2010 Australian SpecFic SnapShot

Alisa Krasnostein and her Aus SpecFic posse have interviewed me for this year’s Snaphot round-up.  You can read it here.  I do sort of go on a bit, for which I apologise. It did bring home again the need for me to blog more. Sorry!  Oh, and to read the many other far more interesting snapshots check these blogs daily:

http://random-alex.livejournal.com/
http://girliejones.livejournal.com/
http://kathrynlinge.livejournal.com/
http://www.mechanicalcat.net/rachel
http://tansyrr.com/
http://editormum.livejournal.com/

Good morning

No promises for better posting, but I will try. Has anyone else noticed a drop-off in the quality of Amazon’s packaging? I received books 5 & 6 of the Zelazny set yesterday, and one was damaged. Life other than that, is sort of good. I’m drowning in dragons, concerned about cyberpunk, and need to get year’s best reading done. But, holidays approach and I’m working on it all. Progress progress.

I did have a good recent family birthday – sister’s partner – and have been garderning (which is weird). Still reading about Hunters & Collectors, and not about SF, but that’s almost ready to change. Always more. Oh, we had mixed health news about Jessica. More tests to follow.
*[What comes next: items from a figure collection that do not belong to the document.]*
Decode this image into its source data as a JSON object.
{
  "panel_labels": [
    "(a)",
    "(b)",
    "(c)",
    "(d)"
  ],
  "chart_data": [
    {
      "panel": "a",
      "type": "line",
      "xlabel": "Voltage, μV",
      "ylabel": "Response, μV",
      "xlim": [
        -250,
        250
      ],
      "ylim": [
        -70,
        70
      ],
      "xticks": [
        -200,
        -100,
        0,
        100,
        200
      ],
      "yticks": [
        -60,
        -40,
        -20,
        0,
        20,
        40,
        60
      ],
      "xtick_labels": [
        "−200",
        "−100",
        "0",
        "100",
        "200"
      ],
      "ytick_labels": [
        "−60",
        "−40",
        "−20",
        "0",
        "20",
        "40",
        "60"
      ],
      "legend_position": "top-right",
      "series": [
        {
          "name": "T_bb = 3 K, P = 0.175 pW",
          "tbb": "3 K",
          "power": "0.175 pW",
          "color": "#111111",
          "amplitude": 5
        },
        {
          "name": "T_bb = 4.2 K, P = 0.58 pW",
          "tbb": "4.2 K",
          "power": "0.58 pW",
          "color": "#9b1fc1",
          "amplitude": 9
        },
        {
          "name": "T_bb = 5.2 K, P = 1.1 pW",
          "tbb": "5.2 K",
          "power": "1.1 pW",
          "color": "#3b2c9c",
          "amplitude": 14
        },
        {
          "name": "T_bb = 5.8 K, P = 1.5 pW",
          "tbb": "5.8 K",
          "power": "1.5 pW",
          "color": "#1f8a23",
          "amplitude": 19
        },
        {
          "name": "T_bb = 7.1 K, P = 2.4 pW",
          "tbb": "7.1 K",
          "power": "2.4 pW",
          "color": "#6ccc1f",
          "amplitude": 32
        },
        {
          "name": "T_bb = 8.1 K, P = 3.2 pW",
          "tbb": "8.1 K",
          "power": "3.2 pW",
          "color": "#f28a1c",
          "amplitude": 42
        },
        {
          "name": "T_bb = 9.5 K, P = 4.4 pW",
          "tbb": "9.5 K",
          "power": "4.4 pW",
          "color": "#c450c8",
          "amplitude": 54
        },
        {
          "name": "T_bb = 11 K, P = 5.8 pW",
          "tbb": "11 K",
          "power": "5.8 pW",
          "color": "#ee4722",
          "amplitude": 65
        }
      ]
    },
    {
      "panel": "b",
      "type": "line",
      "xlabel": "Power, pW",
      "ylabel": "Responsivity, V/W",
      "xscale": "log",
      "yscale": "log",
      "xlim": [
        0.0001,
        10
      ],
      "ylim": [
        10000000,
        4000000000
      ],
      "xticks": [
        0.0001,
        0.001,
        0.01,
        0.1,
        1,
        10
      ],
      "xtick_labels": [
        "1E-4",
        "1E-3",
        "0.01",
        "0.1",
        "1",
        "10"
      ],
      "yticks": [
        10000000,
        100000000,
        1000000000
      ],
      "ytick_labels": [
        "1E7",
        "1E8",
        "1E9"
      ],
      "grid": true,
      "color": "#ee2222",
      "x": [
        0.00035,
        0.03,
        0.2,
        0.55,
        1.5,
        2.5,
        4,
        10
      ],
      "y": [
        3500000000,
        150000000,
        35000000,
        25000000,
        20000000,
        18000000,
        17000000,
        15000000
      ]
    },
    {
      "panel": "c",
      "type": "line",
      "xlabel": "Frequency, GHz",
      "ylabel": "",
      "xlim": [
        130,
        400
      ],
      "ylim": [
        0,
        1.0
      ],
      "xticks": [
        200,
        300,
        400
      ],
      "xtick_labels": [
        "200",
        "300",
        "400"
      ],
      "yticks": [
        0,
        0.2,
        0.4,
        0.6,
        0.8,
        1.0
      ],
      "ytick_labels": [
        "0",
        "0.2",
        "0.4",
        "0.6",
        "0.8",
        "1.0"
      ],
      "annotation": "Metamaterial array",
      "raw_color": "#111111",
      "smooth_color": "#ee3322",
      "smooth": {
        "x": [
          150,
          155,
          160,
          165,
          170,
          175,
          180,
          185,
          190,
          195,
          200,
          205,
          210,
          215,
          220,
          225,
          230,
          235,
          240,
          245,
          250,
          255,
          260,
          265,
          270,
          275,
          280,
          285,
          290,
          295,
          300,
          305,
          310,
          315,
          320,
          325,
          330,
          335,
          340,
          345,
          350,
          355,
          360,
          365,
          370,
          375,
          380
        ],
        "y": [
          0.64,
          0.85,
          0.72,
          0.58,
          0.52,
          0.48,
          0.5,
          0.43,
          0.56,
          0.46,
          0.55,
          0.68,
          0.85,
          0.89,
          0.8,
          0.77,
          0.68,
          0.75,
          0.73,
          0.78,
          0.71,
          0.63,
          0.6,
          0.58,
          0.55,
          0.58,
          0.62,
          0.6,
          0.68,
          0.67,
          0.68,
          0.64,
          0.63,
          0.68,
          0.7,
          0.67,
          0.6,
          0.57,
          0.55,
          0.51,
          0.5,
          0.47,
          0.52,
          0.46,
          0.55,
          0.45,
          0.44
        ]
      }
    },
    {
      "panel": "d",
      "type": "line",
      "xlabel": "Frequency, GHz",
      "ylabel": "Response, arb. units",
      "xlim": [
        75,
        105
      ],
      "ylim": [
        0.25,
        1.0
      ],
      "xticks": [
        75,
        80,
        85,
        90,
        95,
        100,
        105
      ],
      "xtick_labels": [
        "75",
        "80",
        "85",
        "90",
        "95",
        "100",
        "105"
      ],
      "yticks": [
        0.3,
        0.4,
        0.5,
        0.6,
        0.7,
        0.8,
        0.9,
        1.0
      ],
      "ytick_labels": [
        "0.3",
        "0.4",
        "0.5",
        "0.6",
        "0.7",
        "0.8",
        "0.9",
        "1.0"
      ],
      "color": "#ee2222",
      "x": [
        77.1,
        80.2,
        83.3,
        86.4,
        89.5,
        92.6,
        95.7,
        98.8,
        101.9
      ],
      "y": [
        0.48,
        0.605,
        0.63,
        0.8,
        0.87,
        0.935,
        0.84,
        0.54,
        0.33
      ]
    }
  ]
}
I think that’s the very potted synopsis. More later.

Read Kage Baker

I hope that at some appropriate point in the future someone will publish The Collected Stories of Kage Baker. It would be a fine, rich and entertaining set of books. In the meantime, Subterranean Press have a new story, “The Bohemian Astrobleme”, on their website. Go read it, or go buy one of her books. The ‘Company’ novels are fun, but her fantasy novels are excellent, and she was a very fine short story writer.

Kage Baker, 1952-2010

I awoke this morning to the extremely sad news that Kage Baker has died.  Sadly, I never really got to meet her. I read and reviewed her first novel, In the Garden of Iden, for Locus when it was published in 1997, and was in touch with her via email several times obtaining rights to stories to reprint in my year’s bests. I was also fortunate enough to be able to solicit two fine stories, “Maelstrom” (The New Space Opera 2) and the yet-to-be-published “Attlee and the Long Walk” (Life on Mars). She was a fine writer, a delight to deal with, and I honestly thought I’d be buying and reading her stories for years to come.  A sad day indeed. I think I might mark it by reading The Hotel Under the Sand with my eight-year-old daughter, Sophie. I don’t doubt Kage’s work will long out live her, but that doesn’t make this news any more welcome.